1698 -- Charles II of Spain lays on his deathbed, and the crowns of Europe worry about what it would mean for the balance of power. Some fear that the crowns of France and Spain may even merge, which would touch off a terrible war. However, the crowns of France and Austria--the two most likely to clash over this issue--come to terms in the Treaty of Partition. The First Partition Treaty, signed by the Duke of Tallard and the Archbishop of Vienna on 26 September 1698 and ratified on 11 October, allocated Naples and Sicily, the Tuscan ports, Finale, and the Basque province of Guipuzcoa, to the Dauphin of France; Leopold I's second son, Archduke Charles, would receive the Duchy of Milan and its dependencies and the Spanish Netherlands, as well as the Spanish Caribbean colony of Jamaica, while France would transfer their nascent colony of Phillipia (around the mouth of the Mississippi) to the Hapsburg crown in return for recognition of France’s de facto control of Lorraine. However, the bulk of the empire – most of peninsular Spain, Sardinia, and the overseas territories – would transfer to the Bavarian prince, Joseph Ferdinand. The enfeebled French King--no doubt wracked by Lover’s Pox due to his sinful transgressions--himself appears on his deathbed, and thus quickly consents to ensuring his heir’s patrimony. This pact seems endangered when Joseph Ferdinand almost dies of illness, but the boy recovers. When Charles II dies in 1700, the treaty is put into effect. As Joseph Ferdinand is a minor, the effective rule of Spain passes to his father, the Elector of Bavaria in a de facto union of the two.

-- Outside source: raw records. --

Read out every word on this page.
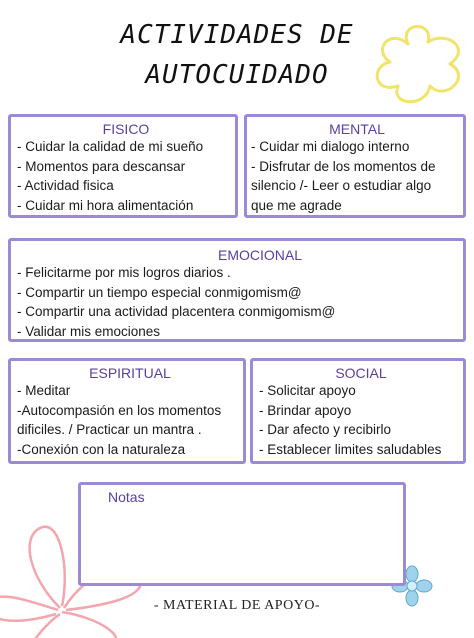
ACTIVIDADES DE
AUTOCUIDADO
FISICO
- Cuidar la calidad de mi sueño
- Momentos para descansar
- Actividad fisica
- Cuidar mi hora alimentación
MENTAL
- Cuidar mi dialogo interno
- Disfrutar de los momentos de
silencio /- Leer o estudiar algo
que me agrade
EMOCIONAL
- Felicitarme por mis logros diarios .
- Compartir un tiempo especial conmigomism@
- Compartir una actividad placentera conmigomism@
- Validar mis emociones
ESPIRITUAL
- Meditar
-Autocompasión en los momentos
dificiles. / Practicar un mantra .
-Conexión con la naturaleza
SOCIAL
- Solicitar apoyo
- Brindar apoyo
- Dar afecto y recibirlo
- Establecer limites saludables
Notas
- MATERIAL DE APOYO-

1701 -- As the first year following the Spanish Succession dawns, Europe seems both at peace but on the cusp of further conflict. Though the Empires have successfully navigated the succession and partition of the Spanish Empire, the no-doubt imminent death of Philip VII will present a new issue for the established European order. Meanwhile, England’s constitutional evolution is at its latest crossroads--Governor Cromwell retains his seat only by dint of the disorder of the competing factions in the Commonwealth, and anything from a slide back into Dictatorship through to the most radical reforms imaginable appears on the table. The Stuarts, enjoying the trappings of power once more after decades in exile, must also face the choice between embracing their new, wholly Irish identity and colonies, or continuing on their long march back to London.